In this problem, communication is very difficult for the very reason that specialist departments with very different orientations have to exchange information, also in the respective specialist language. Lawyers, traders, IT experts, data protection officers, security officers, forensic experts, the management.

The number of potential points of attack is high, as is the number of forms of attack. How can the attacks be carried out? Where can the attackers penetrate which systems? What is the goal of the attacks – data theft, data manipulation, spying, denial of service, extortion? Since criminals are constantly working on refining their methods, compliance, just like all other areas of a company, requires regular review and further development of security measures. And the definition, revision of far-reaching decisions in IT policy.

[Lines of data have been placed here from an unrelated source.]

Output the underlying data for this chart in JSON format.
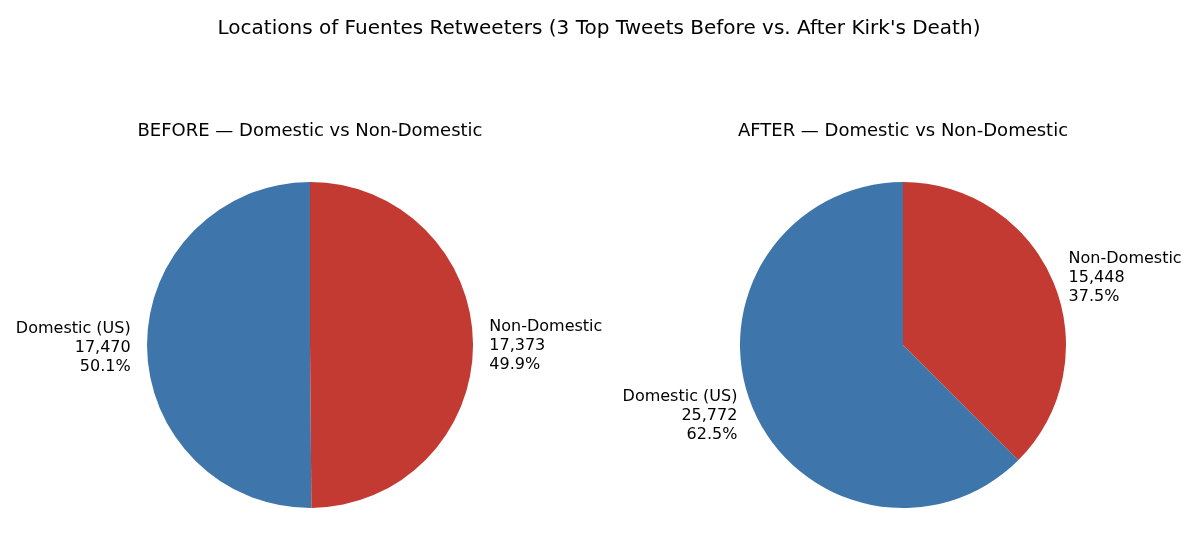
{
  "chart_data": [
    {
      "type": "pie",
      "title": "BEFORE — Domestic vs Non-Domestic",
      "annotations": [
        "Locations of Fuentes Retweeters (3 Top Tweets Before vs. After Kirk's Death)"
      ],
      "categories": [
        "Domestic (US)",
        "Non-Domestic"
      ],
      "values": [
        17470,
        17373
      ],
      "value_labels": [
        "17,470\n50.1%",
        "17,373\n49.9%"
      ],
      "colors": [
        "#3e76ac",
        "#c23a31"
      ]
    },
    {
      "type": "pie",
      "title": "AFTER — Domestic vs Non-Domestic",
      "categories": [
        "Domestic (US)",
        "Non-Domestic"
      ],
      "values": [
        25772,
        15448
      ],
      "value_labels": [
        "25,772\n62.5%",
        "15,448\n37.5%"
      ],
      "colors": [
        "#3e76ac",
        "#c23a31"
      ]
    }
  ]
}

One of the most frequently asked questions, loosely based on Shakespeare: cloud or not cloud?

“At the beginning of June 2021, there were massive DDoS attacks on data centers operated by Fiducia & GAD IT, the IT service provider for the Volksbanken, Raiffeisenbanken, and other companies in the cooperative financial group in Germany. They led to temporary outages of online banking.”

Source: Wikipedia

From my point of view, there are many, many arguments in favor of the cloud. Whereas it used to be inconceivable to store and process security-relevant, business-critical data such as that of the compliance office outside the company, the world has changed decisively here.

For cloud providers, security is the core of their business model. The costs here are correspondingly high, but so is the expertise. In principle, therefore, a cloud solution is the obvious choice. But here, too, the costs on the company side should not be neglected. It requires well-trained employees so that the next point of attack does not arise here. In your own system!

Don’t be afraid to address these points openly and persistently in your organization – and to work through them in a structured manner.  The costs of doing so are always lower than the consequences of capital errors.

The author is co-founder and CEO of b-next holding AG. He is one of the pioneers and veterans of the RegTech industry with more than thirty years of experience in the sector.